On a good day, the director estimates his team has access to 20 to 25 ambulances for dispatch to the entire county, which has a population of about 401,000 according to recent U.S. Census estimates.

But even with roughly two dozen ambulances, Jones said, things aren’t like how they were before the COVID-19 pandemic.

“Don’t get me wrong, it is getting better,” he said. “But … we went from six ambulance companies to three.”

Call and Response

According to Genesee County 911 data, the 2018 average emergency response time between a 911 call and when a responder arrived to the scene was 8 minutes and 31 seconds.

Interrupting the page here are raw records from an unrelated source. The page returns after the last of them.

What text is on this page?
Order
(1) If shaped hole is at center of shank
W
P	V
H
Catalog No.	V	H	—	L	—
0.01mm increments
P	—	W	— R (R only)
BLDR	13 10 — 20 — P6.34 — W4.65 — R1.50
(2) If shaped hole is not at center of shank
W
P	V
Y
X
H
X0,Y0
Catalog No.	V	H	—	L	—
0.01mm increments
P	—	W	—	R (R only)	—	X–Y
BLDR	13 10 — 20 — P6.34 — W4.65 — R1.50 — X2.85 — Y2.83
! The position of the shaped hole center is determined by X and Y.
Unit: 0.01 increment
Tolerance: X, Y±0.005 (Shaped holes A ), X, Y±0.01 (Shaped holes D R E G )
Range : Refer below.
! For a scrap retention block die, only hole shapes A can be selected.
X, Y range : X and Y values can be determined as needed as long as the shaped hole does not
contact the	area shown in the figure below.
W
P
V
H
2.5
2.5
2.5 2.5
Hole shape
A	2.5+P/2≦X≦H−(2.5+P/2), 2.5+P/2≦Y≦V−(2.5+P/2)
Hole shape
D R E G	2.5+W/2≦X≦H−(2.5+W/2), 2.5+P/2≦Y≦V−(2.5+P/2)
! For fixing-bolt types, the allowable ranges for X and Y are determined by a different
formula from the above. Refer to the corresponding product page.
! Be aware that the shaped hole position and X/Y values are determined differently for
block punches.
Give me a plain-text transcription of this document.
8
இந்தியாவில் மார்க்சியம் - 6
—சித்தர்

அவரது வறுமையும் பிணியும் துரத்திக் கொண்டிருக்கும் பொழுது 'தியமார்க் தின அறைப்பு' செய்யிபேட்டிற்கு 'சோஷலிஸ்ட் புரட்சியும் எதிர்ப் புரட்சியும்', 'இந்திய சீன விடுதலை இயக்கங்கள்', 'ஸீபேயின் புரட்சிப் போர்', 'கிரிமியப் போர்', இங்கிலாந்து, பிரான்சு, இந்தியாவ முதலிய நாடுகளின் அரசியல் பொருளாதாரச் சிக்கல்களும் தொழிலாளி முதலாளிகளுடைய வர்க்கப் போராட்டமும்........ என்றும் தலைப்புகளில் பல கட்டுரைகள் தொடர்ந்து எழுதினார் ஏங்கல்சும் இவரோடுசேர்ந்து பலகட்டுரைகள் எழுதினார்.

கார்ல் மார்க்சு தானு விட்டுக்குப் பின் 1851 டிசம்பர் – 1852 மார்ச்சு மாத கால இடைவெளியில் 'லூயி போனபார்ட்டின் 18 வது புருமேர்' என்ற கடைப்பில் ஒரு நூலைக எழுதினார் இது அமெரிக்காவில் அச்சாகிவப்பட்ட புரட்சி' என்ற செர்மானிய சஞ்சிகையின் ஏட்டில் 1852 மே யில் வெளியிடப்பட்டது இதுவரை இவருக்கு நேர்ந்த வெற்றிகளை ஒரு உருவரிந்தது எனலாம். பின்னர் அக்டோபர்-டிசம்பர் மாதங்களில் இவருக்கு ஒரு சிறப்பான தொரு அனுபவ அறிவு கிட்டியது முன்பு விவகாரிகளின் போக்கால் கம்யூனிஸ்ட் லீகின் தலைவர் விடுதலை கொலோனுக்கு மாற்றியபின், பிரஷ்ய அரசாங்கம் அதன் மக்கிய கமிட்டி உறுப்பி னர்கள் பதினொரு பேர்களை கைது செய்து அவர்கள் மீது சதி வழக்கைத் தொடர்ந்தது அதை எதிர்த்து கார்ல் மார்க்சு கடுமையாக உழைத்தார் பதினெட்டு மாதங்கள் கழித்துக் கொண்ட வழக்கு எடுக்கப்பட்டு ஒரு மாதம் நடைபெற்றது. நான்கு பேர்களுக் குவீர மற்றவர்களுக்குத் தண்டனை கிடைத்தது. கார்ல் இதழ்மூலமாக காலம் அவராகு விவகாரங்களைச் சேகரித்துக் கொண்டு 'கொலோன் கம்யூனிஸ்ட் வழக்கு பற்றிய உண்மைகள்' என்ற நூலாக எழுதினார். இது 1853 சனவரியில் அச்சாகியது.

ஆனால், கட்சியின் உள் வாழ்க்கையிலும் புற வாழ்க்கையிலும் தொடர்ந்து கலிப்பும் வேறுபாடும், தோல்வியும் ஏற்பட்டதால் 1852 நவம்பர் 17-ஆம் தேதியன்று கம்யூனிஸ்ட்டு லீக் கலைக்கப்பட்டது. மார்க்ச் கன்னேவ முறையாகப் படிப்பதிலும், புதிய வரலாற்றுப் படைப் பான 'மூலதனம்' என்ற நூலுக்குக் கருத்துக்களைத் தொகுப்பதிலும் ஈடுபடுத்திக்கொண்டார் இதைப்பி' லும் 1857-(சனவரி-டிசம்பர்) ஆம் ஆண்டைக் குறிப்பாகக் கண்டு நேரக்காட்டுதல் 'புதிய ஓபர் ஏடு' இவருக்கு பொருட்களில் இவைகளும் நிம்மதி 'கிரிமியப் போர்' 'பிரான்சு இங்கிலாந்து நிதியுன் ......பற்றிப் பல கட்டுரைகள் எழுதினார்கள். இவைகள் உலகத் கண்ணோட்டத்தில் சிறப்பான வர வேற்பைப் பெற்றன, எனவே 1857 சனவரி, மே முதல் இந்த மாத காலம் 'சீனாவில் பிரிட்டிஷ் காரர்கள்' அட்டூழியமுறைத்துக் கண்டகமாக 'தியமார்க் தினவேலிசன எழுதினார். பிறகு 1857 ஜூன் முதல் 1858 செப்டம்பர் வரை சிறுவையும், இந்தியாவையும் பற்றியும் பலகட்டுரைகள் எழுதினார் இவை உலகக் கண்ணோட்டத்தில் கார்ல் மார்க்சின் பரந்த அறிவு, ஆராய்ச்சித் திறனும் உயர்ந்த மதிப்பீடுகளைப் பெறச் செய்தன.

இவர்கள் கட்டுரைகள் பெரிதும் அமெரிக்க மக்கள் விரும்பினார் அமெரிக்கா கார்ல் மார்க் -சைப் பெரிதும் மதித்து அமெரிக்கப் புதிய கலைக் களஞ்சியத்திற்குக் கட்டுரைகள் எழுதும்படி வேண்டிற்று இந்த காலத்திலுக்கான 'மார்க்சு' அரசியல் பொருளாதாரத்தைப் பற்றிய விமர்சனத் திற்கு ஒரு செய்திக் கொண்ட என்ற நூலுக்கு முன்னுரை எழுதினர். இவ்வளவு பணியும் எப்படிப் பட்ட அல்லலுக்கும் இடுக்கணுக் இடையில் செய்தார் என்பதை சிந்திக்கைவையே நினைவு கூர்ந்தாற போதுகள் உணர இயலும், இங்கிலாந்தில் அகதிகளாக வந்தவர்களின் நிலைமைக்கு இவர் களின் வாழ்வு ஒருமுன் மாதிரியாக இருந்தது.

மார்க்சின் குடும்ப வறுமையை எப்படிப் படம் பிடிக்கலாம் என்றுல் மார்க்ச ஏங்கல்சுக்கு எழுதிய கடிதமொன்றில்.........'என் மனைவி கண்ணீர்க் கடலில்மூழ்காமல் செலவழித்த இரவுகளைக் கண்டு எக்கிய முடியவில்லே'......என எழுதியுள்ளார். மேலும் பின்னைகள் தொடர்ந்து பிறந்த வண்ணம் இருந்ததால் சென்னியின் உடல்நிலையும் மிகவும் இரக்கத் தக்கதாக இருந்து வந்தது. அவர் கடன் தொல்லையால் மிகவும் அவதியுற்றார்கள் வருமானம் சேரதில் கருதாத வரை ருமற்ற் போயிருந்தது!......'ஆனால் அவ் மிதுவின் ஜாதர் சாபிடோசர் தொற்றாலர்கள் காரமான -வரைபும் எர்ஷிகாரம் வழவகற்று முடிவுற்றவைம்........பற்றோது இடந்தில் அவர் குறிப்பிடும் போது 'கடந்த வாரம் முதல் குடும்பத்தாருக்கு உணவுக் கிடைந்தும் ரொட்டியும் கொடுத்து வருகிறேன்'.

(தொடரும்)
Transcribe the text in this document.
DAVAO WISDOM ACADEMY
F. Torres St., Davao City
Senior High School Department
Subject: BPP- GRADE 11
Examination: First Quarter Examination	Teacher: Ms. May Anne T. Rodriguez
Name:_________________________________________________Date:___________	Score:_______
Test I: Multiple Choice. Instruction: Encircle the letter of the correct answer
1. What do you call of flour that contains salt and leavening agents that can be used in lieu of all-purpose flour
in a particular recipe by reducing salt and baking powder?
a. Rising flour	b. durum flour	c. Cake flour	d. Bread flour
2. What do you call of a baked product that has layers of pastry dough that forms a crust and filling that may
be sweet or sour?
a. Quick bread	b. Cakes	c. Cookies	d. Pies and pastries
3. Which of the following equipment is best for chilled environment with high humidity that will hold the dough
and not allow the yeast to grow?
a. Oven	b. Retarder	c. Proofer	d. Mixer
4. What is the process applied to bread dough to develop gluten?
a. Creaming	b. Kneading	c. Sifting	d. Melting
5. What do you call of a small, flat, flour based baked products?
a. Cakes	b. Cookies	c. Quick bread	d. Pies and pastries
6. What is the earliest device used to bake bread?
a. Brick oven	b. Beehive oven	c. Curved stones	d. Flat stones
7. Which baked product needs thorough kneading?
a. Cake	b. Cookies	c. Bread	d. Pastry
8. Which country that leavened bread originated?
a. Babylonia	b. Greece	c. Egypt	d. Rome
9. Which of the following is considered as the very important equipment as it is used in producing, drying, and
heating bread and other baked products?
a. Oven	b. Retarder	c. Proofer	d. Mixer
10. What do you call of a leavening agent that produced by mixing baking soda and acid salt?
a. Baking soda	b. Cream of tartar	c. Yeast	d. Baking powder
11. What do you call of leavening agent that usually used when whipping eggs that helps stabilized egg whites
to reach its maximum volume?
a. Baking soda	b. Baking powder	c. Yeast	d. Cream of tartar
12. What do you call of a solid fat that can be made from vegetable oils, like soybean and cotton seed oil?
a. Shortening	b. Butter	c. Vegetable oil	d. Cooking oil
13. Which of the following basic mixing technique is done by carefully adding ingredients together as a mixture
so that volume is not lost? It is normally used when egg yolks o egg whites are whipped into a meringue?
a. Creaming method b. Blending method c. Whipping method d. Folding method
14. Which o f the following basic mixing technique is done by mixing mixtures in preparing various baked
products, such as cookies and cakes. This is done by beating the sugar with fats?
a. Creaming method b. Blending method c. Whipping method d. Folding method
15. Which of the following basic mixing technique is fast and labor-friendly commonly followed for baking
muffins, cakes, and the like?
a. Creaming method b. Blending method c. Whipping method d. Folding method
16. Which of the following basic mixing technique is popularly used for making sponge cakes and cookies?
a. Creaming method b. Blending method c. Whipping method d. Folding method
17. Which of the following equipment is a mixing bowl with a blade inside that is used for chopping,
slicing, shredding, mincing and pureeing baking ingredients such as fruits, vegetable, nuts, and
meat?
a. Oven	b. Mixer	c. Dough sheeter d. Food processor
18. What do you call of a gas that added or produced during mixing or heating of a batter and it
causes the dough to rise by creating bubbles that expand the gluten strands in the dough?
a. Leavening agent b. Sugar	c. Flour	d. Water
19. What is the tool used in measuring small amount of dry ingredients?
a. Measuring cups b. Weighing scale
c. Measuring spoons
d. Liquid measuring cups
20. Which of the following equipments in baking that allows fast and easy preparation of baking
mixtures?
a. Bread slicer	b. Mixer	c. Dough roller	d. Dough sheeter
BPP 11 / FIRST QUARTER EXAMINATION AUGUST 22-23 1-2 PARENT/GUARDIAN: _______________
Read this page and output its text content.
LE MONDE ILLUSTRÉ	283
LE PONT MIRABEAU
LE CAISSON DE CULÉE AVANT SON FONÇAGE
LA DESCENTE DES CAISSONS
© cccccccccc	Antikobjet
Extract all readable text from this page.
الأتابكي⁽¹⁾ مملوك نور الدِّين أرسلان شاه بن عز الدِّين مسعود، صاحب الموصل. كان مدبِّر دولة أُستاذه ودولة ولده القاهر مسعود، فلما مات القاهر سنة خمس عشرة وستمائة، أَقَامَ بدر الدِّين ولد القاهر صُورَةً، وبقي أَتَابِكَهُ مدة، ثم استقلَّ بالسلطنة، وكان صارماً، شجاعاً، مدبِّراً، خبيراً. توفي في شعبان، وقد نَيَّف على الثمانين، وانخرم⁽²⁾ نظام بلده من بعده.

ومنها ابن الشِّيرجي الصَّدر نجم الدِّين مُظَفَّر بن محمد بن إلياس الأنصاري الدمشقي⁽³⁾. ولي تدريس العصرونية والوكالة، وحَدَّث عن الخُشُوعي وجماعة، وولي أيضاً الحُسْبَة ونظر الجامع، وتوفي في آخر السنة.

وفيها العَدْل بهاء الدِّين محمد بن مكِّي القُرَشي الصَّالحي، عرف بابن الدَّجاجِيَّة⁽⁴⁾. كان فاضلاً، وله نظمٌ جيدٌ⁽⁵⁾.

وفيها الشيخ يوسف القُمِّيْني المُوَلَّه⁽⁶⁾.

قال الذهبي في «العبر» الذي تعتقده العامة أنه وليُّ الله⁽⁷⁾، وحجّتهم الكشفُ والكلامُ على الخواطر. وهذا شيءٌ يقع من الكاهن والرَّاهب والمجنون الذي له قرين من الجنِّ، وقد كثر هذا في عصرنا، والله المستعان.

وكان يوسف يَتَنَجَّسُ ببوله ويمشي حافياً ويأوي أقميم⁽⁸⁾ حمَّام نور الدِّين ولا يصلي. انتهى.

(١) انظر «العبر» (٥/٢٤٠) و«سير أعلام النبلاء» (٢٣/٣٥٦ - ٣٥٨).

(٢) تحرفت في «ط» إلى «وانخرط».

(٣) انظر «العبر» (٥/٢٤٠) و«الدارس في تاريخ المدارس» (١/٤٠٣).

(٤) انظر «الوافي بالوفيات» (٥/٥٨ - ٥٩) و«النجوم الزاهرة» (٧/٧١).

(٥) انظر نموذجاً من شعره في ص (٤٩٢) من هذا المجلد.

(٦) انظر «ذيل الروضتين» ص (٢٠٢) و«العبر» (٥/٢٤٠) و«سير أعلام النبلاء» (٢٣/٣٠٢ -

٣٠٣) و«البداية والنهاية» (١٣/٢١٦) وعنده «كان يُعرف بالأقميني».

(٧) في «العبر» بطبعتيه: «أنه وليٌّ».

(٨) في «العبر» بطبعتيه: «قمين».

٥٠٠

In 2022, that average was up to 14 minutes and 19 seconds.

In September of that year, the City of Flint announced it would be entering into an agreement with STAT EMS to provide dedicated ambulance services to the city.

The purpose of the non-monetary agreement was to decrease response times by providing consistent service for Flint residents, who represent about 20% of Genesee County’s population. The contract would do so by having Genesee County 911 dispatch STAT EMS by default for calls within the city of Flint.

At the time, STAT EMS Founder and CEO Marc Lund said he was looking forward to the partnership, as a contract like Flint’s was something he’d been working for since 2000, when STAT EMS began.

The city’s Sept. 15 announcement stated that STAT EMS would begin providing dedicated service to Flint within 30 days. However, that agreement never came to fruition.

Two days before the announcement, the contract between the ambulance provider and the city had been tabled by the Genesee County 911 Consortium because STAT EMS did not have a certificate of insurance, according to the consortium’s meeting minutes.

STAT EMS trucks park in the lot behind the STAT EMS office in Flint, Mich. on Monday, May 15, 2023. (Michael Indriolo | Flint Beat)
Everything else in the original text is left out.